James M. Binnall is an Associate Professor of Law, Criminology, and Criminal Justice at California State University, Long Beach, where he is also the Executive Director of Project Rebound. Dr. Binnall is a formerly incarcerated person who spent just over four years in prison for a DUI Homicide that claimed the life of his close friend. While incarcerated, he took his LSAT’s and was accepted to law school. Once released, Dr. Binnall earned his JD and LL.M., was admitted to the State Bar of California, and received his Ph.D. in Criminology, Law and Society from University of California, Irvine. A practicing attorney, he represents law students and attorneys in the State Bar of California’s moral character and fitness determination process and is the Co-Founder/Co-Executive Director of the California System-Involved Bar Association, a bar association comprised entirely of formerly incarcerated and system-involved law students and lawyers. His research explores the civic marginalization of those with criminal convictions, access to the legal profession for those with prior carceral involvement, parole and post-release restrictions, and conditions of confinement.
Dr. Binnall’s primary research focus examines the exclusion of individuals with a felony conviction from the jury process. One of the nation’s leading scholars on the topic, he has testified for the U.S. Commission on Civil Rights, the California Senate and Assembly, and presented his research to the American Bar Association Jury Commission. Funded in part by the National Science Foundation and the American Bar Association, his work has also appeared in Law 360, CALmatters, Mother Jones, Truthout, ABA Journal, and The Appeal. In 2020, Dr. Binnall’s research helped to facilitate the passage of Senate Bill 310, which restored juror eligibility to most Californians with a felony criminal history. His new book, Twenty Million Angry Men: The Case for Including Convicted Felons in Our Jury Process (University of California Press, 2021), is the first devoted exclusively to the issue of record-based juror exclusion.

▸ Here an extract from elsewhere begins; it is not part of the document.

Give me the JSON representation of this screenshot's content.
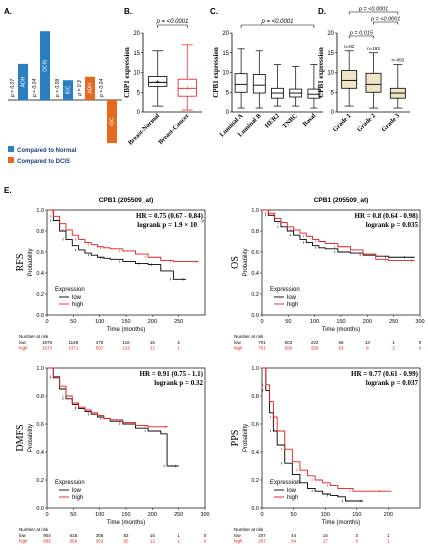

As a Fellow with the Institute to End Mass Incarceration, Dr. Binnall continues to study and speak about the exclusion of individuals with a felony conviction from American juries. His ongoing research evaluates how jurors with a conviction history contribute in mock jury settings to jury deliberations, the jury selection process for newly juror-eligible Californians with a prior felony conviction, and public opinion regarding record-based exclusion in the civil jury context. During his research fellowship, Dr. Binnall will also launch a new project focused on access to the legal profession for those with prior convictions that will draw on his personal story, empirical research, and years of professional experience representing formerly incarcerated state bar applicants.